While George Peppard’s cigar-smoking, whiskey-swilling Cowboy character radiated retro cool (and must have been a nod to THE MAGNIFICENT SEVEN), the new version of BBTS has to accomplish more than just shock and dazzle the senses—it has to attract that crucial 18-24 male demographic.

Therefore, I suggest a retrofit of the character, although I’m torn between two ideas. The first would entail altering the character’s backstory. This mercenary would still be a gun-runner, but one who stole expensive artillery from the Malmori, his former employer and enemy of Akir. He’d have a conscionable reason, of course. Having used the goods to trick out his freighter a la Pimp My Ride, he’s now on the run. This element gives him more motivation than Peppard’s Cowboy had to join Shad’s army.

For the actor, I’m thinking Ice Cube, using his character Craig Jones from the movie FRIDAY as inspiration.

That’s one idea. The other would be to make the character a duo. Keep the same backstory, but use actors Harold Lee and Kumar Patel of HAROLD AND KUMAR GO TO WHITECASTLE fame. Either way, something will be smoked. Hilarity ensues.

7) No boobs is good news

Nell. Oh heavens, where do I start? Nell is an old-fangled spaceship bequeathed to Shad by his mentor Zed. She’s as much a character as anyone else in the film and guides Shad through some pretty rough battles. I’m all for keeping the name and her salty yet maternal personality, but those obnoxious boobs have got to go. I mean come on, a starship with rootin’ tootin’ mammaries? I’m banishing them to the Phantom Zone.

Instead, I recommend redesigning her with an ugly caterpillar hull. As the story progresses, she can undergo a mysterious transformation and evolve into a beautiful butterfly starship by story’s end.
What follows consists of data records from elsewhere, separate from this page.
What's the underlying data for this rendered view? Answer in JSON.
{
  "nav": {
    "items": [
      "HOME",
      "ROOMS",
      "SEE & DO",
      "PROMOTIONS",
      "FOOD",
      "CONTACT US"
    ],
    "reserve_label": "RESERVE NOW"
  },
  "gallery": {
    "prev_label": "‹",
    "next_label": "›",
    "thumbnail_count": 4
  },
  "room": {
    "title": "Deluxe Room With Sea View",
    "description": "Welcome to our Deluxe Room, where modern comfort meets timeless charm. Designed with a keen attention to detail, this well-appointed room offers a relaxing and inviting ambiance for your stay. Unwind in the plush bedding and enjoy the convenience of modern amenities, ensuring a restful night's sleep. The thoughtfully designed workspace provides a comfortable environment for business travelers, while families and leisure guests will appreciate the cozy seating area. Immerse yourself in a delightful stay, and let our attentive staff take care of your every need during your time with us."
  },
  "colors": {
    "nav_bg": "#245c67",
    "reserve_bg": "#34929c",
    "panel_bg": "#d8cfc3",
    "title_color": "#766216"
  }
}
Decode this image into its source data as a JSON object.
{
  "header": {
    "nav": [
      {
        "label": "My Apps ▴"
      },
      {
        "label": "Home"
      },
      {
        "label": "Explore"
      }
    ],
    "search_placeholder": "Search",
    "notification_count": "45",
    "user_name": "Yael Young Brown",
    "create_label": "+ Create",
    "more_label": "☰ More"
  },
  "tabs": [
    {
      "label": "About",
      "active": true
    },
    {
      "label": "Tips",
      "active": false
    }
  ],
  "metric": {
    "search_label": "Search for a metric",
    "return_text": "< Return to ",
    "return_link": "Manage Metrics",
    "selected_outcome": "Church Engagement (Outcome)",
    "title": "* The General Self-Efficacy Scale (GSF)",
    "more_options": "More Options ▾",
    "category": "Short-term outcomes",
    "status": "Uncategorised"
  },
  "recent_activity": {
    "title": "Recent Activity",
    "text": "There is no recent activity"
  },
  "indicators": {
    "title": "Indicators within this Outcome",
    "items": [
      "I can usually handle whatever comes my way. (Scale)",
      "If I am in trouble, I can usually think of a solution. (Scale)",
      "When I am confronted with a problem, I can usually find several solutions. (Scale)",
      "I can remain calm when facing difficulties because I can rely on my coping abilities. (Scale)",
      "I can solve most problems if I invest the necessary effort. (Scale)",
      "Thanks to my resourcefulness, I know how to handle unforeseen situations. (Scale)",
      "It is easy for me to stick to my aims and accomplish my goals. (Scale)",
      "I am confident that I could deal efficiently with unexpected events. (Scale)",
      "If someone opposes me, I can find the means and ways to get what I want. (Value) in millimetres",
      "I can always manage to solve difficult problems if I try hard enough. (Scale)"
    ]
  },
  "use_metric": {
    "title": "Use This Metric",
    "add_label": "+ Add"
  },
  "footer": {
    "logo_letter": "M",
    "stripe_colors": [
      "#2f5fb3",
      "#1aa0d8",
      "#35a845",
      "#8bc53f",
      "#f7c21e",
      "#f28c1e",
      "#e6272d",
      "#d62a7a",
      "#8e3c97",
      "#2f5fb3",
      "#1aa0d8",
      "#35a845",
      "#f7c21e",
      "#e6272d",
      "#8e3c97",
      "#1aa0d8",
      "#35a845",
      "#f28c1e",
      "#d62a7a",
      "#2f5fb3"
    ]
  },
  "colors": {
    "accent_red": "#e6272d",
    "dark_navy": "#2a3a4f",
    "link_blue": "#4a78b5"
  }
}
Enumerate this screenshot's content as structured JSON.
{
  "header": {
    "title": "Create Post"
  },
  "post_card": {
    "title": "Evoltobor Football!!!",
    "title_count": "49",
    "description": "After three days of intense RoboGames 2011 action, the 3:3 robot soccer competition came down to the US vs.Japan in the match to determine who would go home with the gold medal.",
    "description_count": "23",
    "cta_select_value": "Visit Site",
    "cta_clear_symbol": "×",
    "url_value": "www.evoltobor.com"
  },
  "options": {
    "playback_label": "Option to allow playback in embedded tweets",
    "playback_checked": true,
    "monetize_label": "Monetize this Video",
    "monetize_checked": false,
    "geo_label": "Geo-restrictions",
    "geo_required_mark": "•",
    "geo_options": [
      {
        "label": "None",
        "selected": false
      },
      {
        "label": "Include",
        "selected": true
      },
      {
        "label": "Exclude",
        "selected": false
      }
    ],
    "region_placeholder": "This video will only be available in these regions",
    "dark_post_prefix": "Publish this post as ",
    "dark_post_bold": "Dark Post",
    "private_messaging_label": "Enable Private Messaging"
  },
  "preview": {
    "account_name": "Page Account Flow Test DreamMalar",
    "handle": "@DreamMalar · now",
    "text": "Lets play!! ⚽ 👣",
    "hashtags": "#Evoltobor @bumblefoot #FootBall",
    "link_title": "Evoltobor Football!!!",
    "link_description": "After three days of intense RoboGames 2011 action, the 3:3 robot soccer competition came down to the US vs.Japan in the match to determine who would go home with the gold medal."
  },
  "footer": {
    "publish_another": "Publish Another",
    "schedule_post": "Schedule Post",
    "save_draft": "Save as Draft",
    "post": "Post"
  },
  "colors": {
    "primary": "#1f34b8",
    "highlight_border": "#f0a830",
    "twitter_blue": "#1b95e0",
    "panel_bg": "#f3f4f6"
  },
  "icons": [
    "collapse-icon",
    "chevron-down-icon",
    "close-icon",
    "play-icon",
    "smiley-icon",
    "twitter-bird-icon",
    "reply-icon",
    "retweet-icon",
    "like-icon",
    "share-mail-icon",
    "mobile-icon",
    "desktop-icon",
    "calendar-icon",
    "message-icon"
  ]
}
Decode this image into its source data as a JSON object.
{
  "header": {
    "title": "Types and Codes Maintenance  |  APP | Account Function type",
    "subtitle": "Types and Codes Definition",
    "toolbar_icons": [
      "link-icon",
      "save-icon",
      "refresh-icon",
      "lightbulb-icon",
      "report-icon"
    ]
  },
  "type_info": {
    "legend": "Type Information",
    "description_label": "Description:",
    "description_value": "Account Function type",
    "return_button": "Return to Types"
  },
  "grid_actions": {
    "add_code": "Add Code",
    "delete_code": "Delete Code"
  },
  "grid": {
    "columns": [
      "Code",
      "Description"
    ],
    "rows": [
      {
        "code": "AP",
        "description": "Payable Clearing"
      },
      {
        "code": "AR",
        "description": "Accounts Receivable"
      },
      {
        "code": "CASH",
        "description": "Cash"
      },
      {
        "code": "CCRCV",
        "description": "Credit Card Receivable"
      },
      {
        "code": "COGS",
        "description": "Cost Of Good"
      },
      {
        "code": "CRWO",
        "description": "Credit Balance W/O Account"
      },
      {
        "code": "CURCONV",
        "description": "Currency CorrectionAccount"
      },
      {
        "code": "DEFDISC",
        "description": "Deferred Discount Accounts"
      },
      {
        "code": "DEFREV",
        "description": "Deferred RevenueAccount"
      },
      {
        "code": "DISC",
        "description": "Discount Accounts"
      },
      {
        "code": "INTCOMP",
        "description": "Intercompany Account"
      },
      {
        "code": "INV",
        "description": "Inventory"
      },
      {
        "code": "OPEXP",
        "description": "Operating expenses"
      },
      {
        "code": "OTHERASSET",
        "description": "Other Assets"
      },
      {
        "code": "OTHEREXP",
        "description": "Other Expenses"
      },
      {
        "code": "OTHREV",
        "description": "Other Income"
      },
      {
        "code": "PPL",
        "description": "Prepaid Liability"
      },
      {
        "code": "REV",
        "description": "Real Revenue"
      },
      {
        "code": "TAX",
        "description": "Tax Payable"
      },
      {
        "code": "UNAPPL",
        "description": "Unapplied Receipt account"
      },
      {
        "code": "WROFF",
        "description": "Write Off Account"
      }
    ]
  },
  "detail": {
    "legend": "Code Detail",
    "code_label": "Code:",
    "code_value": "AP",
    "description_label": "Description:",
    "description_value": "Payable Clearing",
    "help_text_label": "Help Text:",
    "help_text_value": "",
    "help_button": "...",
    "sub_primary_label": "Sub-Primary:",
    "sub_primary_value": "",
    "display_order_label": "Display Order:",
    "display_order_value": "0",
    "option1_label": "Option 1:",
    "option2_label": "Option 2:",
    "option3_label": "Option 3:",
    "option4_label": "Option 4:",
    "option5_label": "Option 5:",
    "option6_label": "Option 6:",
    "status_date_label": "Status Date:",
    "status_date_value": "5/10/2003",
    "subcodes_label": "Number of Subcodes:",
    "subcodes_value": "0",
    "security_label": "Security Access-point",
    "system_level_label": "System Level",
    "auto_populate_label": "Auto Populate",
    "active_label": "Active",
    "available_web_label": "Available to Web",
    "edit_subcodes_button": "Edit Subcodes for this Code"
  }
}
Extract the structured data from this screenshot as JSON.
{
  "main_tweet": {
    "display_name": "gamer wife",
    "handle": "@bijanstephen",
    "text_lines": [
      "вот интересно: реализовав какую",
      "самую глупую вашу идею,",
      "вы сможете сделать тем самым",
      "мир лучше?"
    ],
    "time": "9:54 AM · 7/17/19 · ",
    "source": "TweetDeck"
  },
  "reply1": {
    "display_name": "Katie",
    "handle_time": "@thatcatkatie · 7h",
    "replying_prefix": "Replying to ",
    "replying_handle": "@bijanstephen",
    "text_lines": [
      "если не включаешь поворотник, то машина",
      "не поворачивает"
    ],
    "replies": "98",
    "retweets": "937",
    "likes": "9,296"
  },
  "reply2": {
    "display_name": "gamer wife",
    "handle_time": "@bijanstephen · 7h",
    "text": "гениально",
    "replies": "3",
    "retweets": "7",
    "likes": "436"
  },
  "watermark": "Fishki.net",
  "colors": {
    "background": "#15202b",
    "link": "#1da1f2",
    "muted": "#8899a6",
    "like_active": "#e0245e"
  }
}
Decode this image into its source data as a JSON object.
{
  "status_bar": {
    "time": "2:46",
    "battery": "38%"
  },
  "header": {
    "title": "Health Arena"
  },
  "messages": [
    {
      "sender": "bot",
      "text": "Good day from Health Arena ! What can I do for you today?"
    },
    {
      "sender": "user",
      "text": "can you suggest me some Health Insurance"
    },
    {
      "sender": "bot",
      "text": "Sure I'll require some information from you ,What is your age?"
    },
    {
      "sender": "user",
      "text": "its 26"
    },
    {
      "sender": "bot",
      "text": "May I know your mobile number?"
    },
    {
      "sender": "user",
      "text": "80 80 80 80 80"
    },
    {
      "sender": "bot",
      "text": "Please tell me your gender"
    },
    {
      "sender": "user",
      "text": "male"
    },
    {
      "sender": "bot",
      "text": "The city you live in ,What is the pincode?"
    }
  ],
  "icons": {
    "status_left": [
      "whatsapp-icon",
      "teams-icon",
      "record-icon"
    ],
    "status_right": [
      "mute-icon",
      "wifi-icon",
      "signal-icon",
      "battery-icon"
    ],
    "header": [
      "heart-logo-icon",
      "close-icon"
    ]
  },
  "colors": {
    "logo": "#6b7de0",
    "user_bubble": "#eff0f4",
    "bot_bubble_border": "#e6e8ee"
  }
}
Every time part of the ship alters, it will raise the stakes because Nell won’t be able to function properly during battle or escape scenes.

Now because this is a copycat production, I’m stopping here. As soon as my assistant delivers my steaming double soy latte I’ll ring Peter Jackson to inform him of his new producing job.

Oh yeah, I almost forgot. No need to change the title. It’s catchy, epic, and as romantic as a candlelit dinner.

I am, however, instating a new tagline:

BATTLE BEYOND THE STARS: More Battles! More Beyonder!